With taxis it’s even clearer: 99% of the old Motor City monsters (and many of the Ladas) brandishing taxi signs are privately owned. When in doubt, do like the Cubans do and look at the license plate (see note 5). There’s an entire code for plates here, with the first clue being the color: blue is for state-owned, yellow is private. All hotels, meanwhile, are at least 51% state-owned, but casas particulares (rooms or independent houses for rent) are privately operated. Look for the blue ‘arrendador divisa‘ sign.

c. C Gorry

If you’re interested in learning more of the Havana ‘mécanica‘ including bus and fixed-fare taxi routes, the best spot for 75 cent whisky shots and $1 lunch, Cuban line etiquette and more, please check out my iapp Havana Good Time.

Notes

1. It’s highly doubtful we’ll reap the same benefits however: when Cuba hosted the meeting as is customary for the country holding the rotating presidency, Havana’s main roads were repaved, trees were planted (including many of the trees lining Boyeros every visitor zooms by on their way from the airport) and house facades all along the arrival route were painted up nice and spiffy for the visiting delegations.
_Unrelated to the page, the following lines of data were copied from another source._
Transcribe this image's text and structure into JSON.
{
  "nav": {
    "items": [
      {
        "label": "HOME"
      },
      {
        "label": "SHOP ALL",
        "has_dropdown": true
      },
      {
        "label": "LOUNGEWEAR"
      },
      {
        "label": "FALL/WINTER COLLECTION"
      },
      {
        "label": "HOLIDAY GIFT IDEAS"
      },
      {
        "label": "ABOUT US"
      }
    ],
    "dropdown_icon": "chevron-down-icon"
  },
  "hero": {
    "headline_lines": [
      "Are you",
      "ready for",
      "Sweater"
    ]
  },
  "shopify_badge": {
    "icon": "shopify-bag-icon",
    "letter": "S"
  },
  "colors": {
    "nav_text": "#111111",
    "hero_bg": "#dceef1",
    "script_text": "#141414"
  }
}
2. These 7-day all inclusive deals are oftentimes cheaper than just a Toronto-Havana Cubana flight. Savvy travelers just book the package and stay a day or two at their resort and then travel independently. As an aside, tourism figures for January indicate a 16% increase for the same period last year. Top countries visiting Cuba: Canada, Italy, Germany, France, Russia, Argentina, and Mexico.
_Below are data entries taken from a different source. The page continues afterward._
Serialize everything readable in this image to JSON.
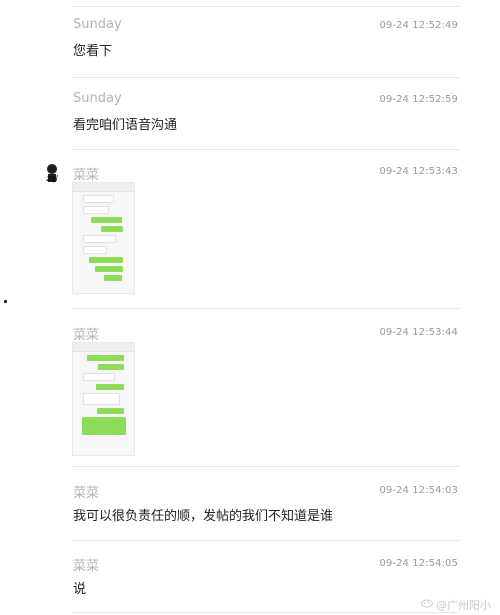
{
  "messages": [
    {
      "sender": "Sunday",
      "time": "09-24 12:52:49",
      "text": "您看下"
    },
    {
      "sender": "Sunday",
      "time": "09-24 12:52:59",
      "text": "看完咱们语音沟通"
    },
    {
      "sender": "菜菜",
      "time": "09-24 12:53:43",
      "avatar_text": "zql"
    },
    {
      "sender": "菜菜",
      "time": "09-24 12:53:44"
    },
    {
      "sender": "菜菜",
      "time": "09-24 12:54:03",
      "text": "我可以很负责任的顺，发帖的我们不知道是谁"
    },
    {
      "sender": "菜菜",
      "time": "09-24 12:54:05",
      "text": "说"
    }
  ],
  "watermark": {
    "text": "@广州阳小"
  },
  "colors": {
    "divider": "#e6e6e6",
    "sender": "#b3b3b3",
    "time": "#999999",
    "content": "#222222",
    "chat_green": "#8fdc5a"
  }
}
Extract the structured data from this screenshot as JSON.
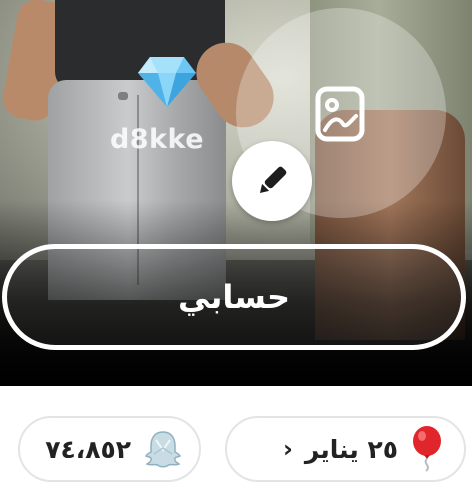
{
  "profile": {
    "username": "d8kke",
    "account_button_label": "حسابي"
  },
  "icons": {
    "badge": "diamond-icon",
    "edit": "pencil-icon",
    "change_photo": "gallery-icon",
    "birthday": "balloon-icon",
    "score": "ghost-icon",
    "chevron": "chevron-left-icon"
  },
  "chips": {
    "birthday_text": "٢٥ يناير",
    "chevron": "‹",
    "score_text": "٧٤،٨٥٢"
  },
  "colors": {
    "balloon": "#e0262b",
    "diamond": "#6cc7f4",
    "ghost": "#b9d0da",
    "chip_border": "#e3e4e6"
  }
}
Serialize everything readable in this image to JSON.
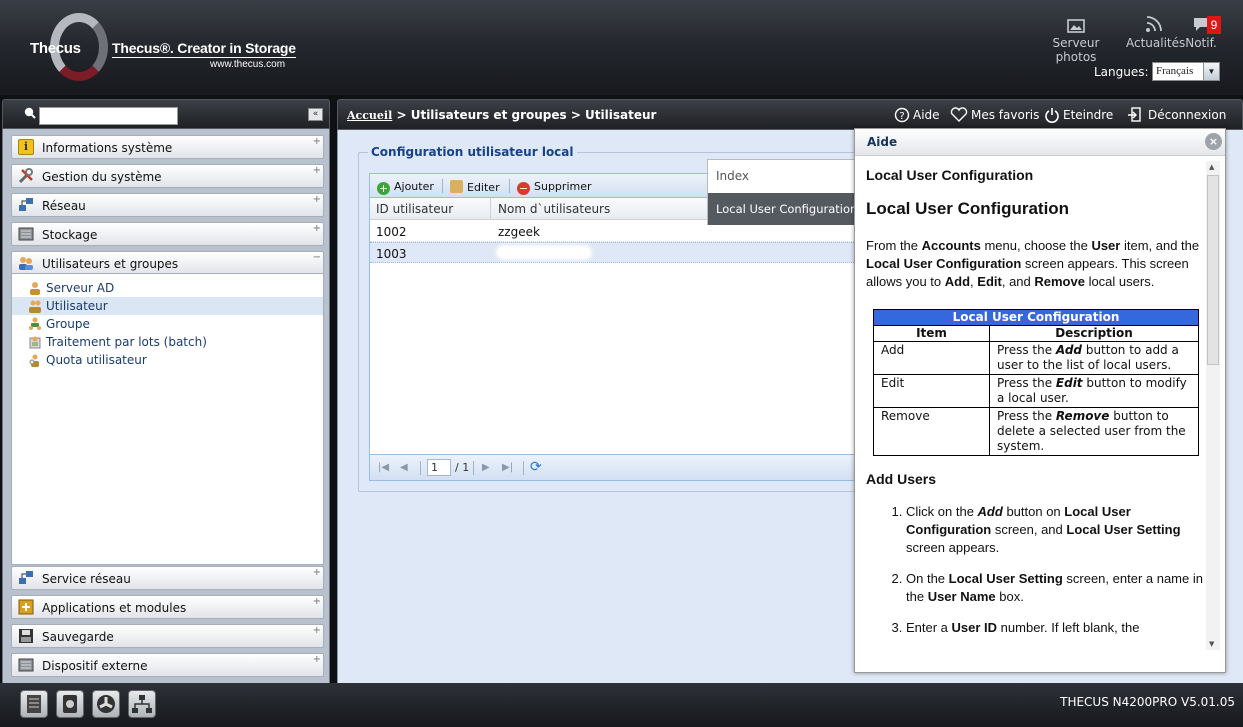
{
  "header": {
    "brand": "Thecus",
    "slogan": "Thecus®. Creator in Storage",
    "url": "www.thecus.com",
    "photo_server": "Serveur photos",
    "news": "Actualités",
    "notif": "Notif.",
    "notif_count": "9",
    "language_label": "Langues:",
    "language_value": "Français"
  },
  "breadcrumb": "Accueil > Utilisateurs et groupes > Utilisateur",
  "breadcrumb_home": "Accueil",
  "breadcrumb_rest": " > Utilisateurs et groupes > Utilisateur",
  "toolbar": {
    "help": "Aide",
    "favorites": "Mes favoris",
    "shutdown": "Eteindre",
    "logout": "Déconnexion"
  },
  "sidebar": {
    "categories": [
      "Informations système",
      "Gestion du système",
      "Réseau",
      "Stockage",
      "Utilisateurs et groupes",
      "Service réseau",
      "Applications et modules",
      "Sauvegarde",
      "Dispositif externe"
    ],
    "sub_items": [
      "Serveur AD",
      "Utilisateur",
      "Groupe",
      "Traitement par lots (batch)",
      "Quota utilisateur"
    ]
  },
  "panel": {
    "title": "Configuration utilisateur local",
    "add": "Ajouter",
    "edit": "Editer",
    "delete": "Supprimer",
    "columns": [
      "ID utilisateur",
      "Nom d`utilisateurs"
    ],
    "rows": [
      {
        "id": "1002",
        "name": "zzgeek"
      },
      {
        "id": "1003",
        "name": ""
      }
    ],
    "page_current": "1",
    "page_total": "/ 1"
  },
  "index_popup": {
    "title": "Index",
    "item": "Local User Configuration"
  },
  "help": {
    "title": "Aide",
    "heading_small": "Local User Configuration",
    "heading_large": "Local User Configuration",
    "intro": {
      "t1": "From the ",
      "b1": "Accounts",
      "t2": " menu, choose the ",
      "b2": "User",
      "t3": " item, and the ",
      "b3": "Local User Configuration",
      "t4": " screen appears. This screen allows you to ",
      "b4": "Add",
      "t5": ", ",
      "b5": "Edit",
      "t6": ", and ",
      "b6": "Remove",
      "t7": " local users."
    },
    "table": {
      "caption": "Local User Configuration",
      "col_item": "Item",
      "col_desc": "Description",
      "rows": [
        {
          "item": "Add",
          "pre": "Press the ",
          "key": "Add",
          "post": " button to add a user to the list of local users."
        },
        {
          "item": "Edit",
          "pre": "Press the ",
          "key": "Edit",
          "post": " button to modify a local user."
        },
        {
          "item": "Remove",
          "pre": "Press the ",
          "key": "Remove",
          "post": " button to delete a selected user from the system."
        }
      ]
    },
    "add_users_heading": "Add Users",
    "steps": [
      {
        "t1": "Click on the ",
        "bi": "Add",
        "t2": " button on ",
        "b1": "Local User Configuration",
        "t3": " screen, and ",
        "b2": "Local User Setting",
        "t4": " screen appears."
      },
      {
        "t1": "On the ",
        "b1": "Local User Setting",
        "t2": " screen, enter a name in the ",
        "b2": "User Name",
        "t3": " box."
      },
      {
        "t1": "Enter a ",
        "b1": "User ID",
        "t2": " number. If left blank, the"
      }
    ]
  },
  "footer": {
    "version": "THECUS N4200PRO V5.01.05"
  },
  "colors": {
    "header_dark": "#25282e",
    "accent_blue": "#3468dc",
    "notif_red": "#e01515",
    "panel_bg": "#dfe8f6"
  }
}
3. I say travelers here instead of tourists because I believe there is a fundamental difference between a person who passively observes a culture and someone who desires to actively participate in it. If you’re one of those disposed to take issue with the tourist vs traveler terminology, I invite you to focus on the phenomenon/philosophy I’m talking about rather than the etymology of the terms used to describe it.

4. Those interested in Cuban slang and phrases should check out this Dichos iapp. I haven’t been able to get it yet (the US government blocks iTunes from operating in Cuba) but am loca to try it.

5. This national reflex is widespread and wild to watch: no matter what type of car you’re in, observe how passing Cubans immediately drop their eyes to check out the license plate. Via the coded plates, they’ll know if your car is from Havana or the provinces, whether you’re a foreign resident or visiting, even if you work for the state, a mixed Cuban-foreign enterprise, a church or an NGO.